At present, BC’s Major Projects Inventory is sitting at over $130 billion in proposed projects valued at $15 million or more ($20 million or more in the case of the lower mainland region). This is on top of $80 billion in projects that are already approved or under development/construction. Just five years ago the inventory stood at $75 billion of proposed and $57 billion of active projects. The increase in the inventory, particularly during the turbulent period since the 2008-09 global downturn and financial crisis, is remarkable and speaks to the economic opportunities available in BC.

However, investments by the private sector are deployed not on the basis of vague notions of potential, but according to risk adjusted rates of return as estimated by company managers, entrepreneurs and their financial advisers. It’s important to note that a very large portion of the current Major Project Inventory in BC has not received final investment approval from the proponents. A fundamental determinant of final investment decisions is the cost of capital – both equity and debt capital – after taking account of expected payments to governments via various taxies, royalties, and fees. Many investors active in BC have highlighted how the province’s location, skilled workforce and infrastructure assets have combined with a fiscally responsible government and broadly competitive taxation to drive investment decisions.
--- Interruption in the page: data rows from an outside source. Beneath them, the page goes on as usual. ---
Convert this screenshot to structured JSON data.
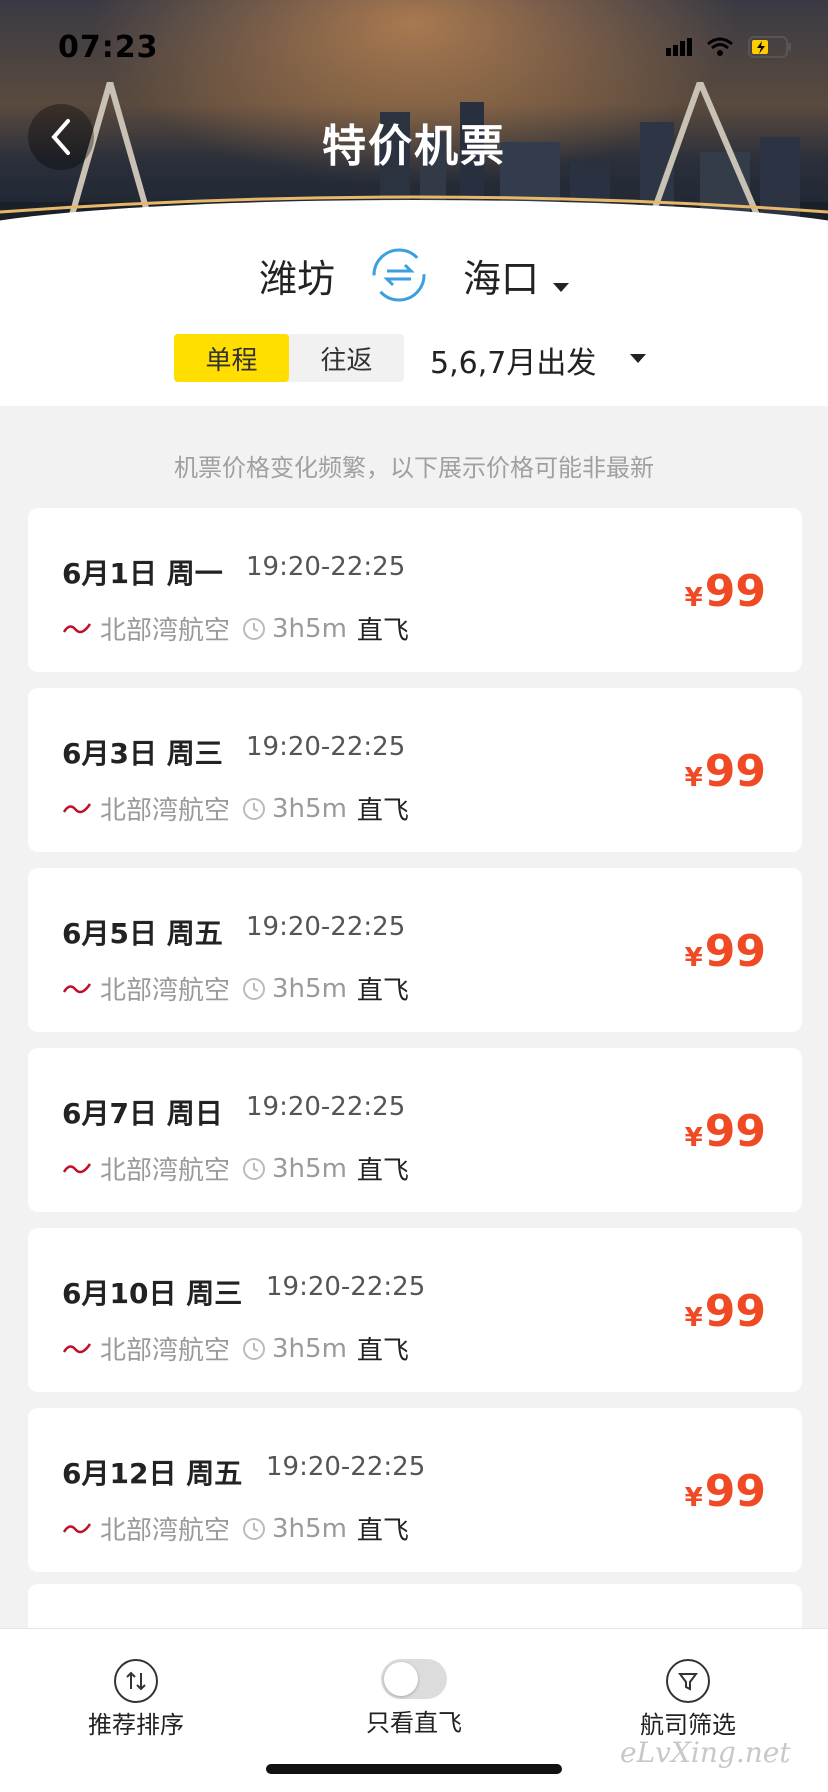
{
  "status_bar": {
    "time": "07:23"
  },
  "header": {
    "title": "特价机票"
  },
  "route": {
    "from": "潍坊",
    "to": "海口"
  },
  "trip": {
    "tabs": [
      {
        "label": "单程",
        "active": true
      },
      {
        "label": "往返",
        "active": false
      }
    ],
    "date_filter": "5,6,7月出发"
  },
  "notice": "机票价格变化频繁，以下展示价格可能非最新",
  "flights": [
    {
      "date": "6月1日 周一",
      "time": "19:20-22:25",
      "airline": "北部湾航空",
      "duration": "3h5m",
      "type": "直飞",
      "currency": "¥",
      "price": "99"
    },
    {
      "date": "6月3日 周三",
      "time": "19:20-22:25",
      "airline": "北部湾航空",
      "duration": "3h5m",
      "type": "直飞",
      "currency": "¥",
      "price": "99"
    },
    {
      "date": "6月5日 周五",
      "time": "19:20-22:25",
      "airline": "北部湾航空",
      "duration": "3h5m",
      "type": "直飞",
      "currency": "¥",
      "price": "99"
    },
    {
      "date": "6月7日 周日",
      "time": "19:20-22:25",
      "airline": "北部湾航空",
      "duration": "3h5m",
      "type": "直飞",
      "currency": "¥",
      "price": "99"
    },
    {
      "date": "6月10日 周三",
      "time": "19:20-22:25",
      "airline": "北部湾航空",
      "duration": "3h5m",
      "type": "直飞",
      "currency": "¥",
      "price": "99"
    },
    {
      "date": "6月12日 周五",
      "time": "19:20-22:25",
      "airline": "北部湾航空",
      "duration": "3h5m",
      "type": "直飞",
      "currency": "¥",
      "price": "99"
    }
  ],
  "bottom_bar": {
    "sort_label": "推荐排序",
    "direct_label": "只看直飞",
    "direct_only": false,
    "filter_label": "航司筛选"
  },
  "watermark": "eLvXing.net",
  "colors": {
    "accent_yellow": "#ffde00",
    "price_red": "#ef4a24",
    "swap_blue": "#3aa0e0"
  }
}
Unfortunately, the return of the PST on April 1, 2013 promises to alter the tax landscape in a way that will make it considerably harder for many companies to get to “yes” when they ponder whether to put more capital into British Columbia. This is because once the PST is re-instituted, the tax-inclusive cost of producing goods and services in BC will rise by a whopping by $1.5 billion per year; there will also be additional compliance costs of $150 million or so stemming from the need for businesses to deal with two separate sales tax systems (the PST and the federal GST). The extra costs for business from the looming return of the PST will vary across industry sectors; among the industries hit hardest will be manufacturing, transportation, construction, telecommunications, and film production – along with all parts of the broad natural resources sector. Looking across all industry sectors, the average marginal effective tax rate on new capital will jump by about 70% following the return of the PST and the elimination of the more efficient HST. This will leave BC with the highest tax burden on investment in the country, as noted by the Expert Panel on BC’s Business Tax Competitiveness (page 21 of its August 2012 final report).

Unfortunately, last week’s 2013 BC Budget will compound the problem, with an ill-timed corporate tax increase. While some may find higher business taxes an attractive option, it is noteworthy that a 1% increase in nominal GDP yields roughly the same extra provincial government revenues as a 1% corporate tax increase - and that’s just in the short-run, before considering the longer-term implications of tax policy changes on business growth, investment, or jobs.

Regardless of the outcome of the May election, the next government will face a substantial and growing challenge around BC’s business tax competitiveness. Our province boasts a tremendous set of opportunities yet to be realized. But much more attention will need to be given to how this investment potential is converted to investment reality – and the additional jobs, business activity and government revenues that flow from it.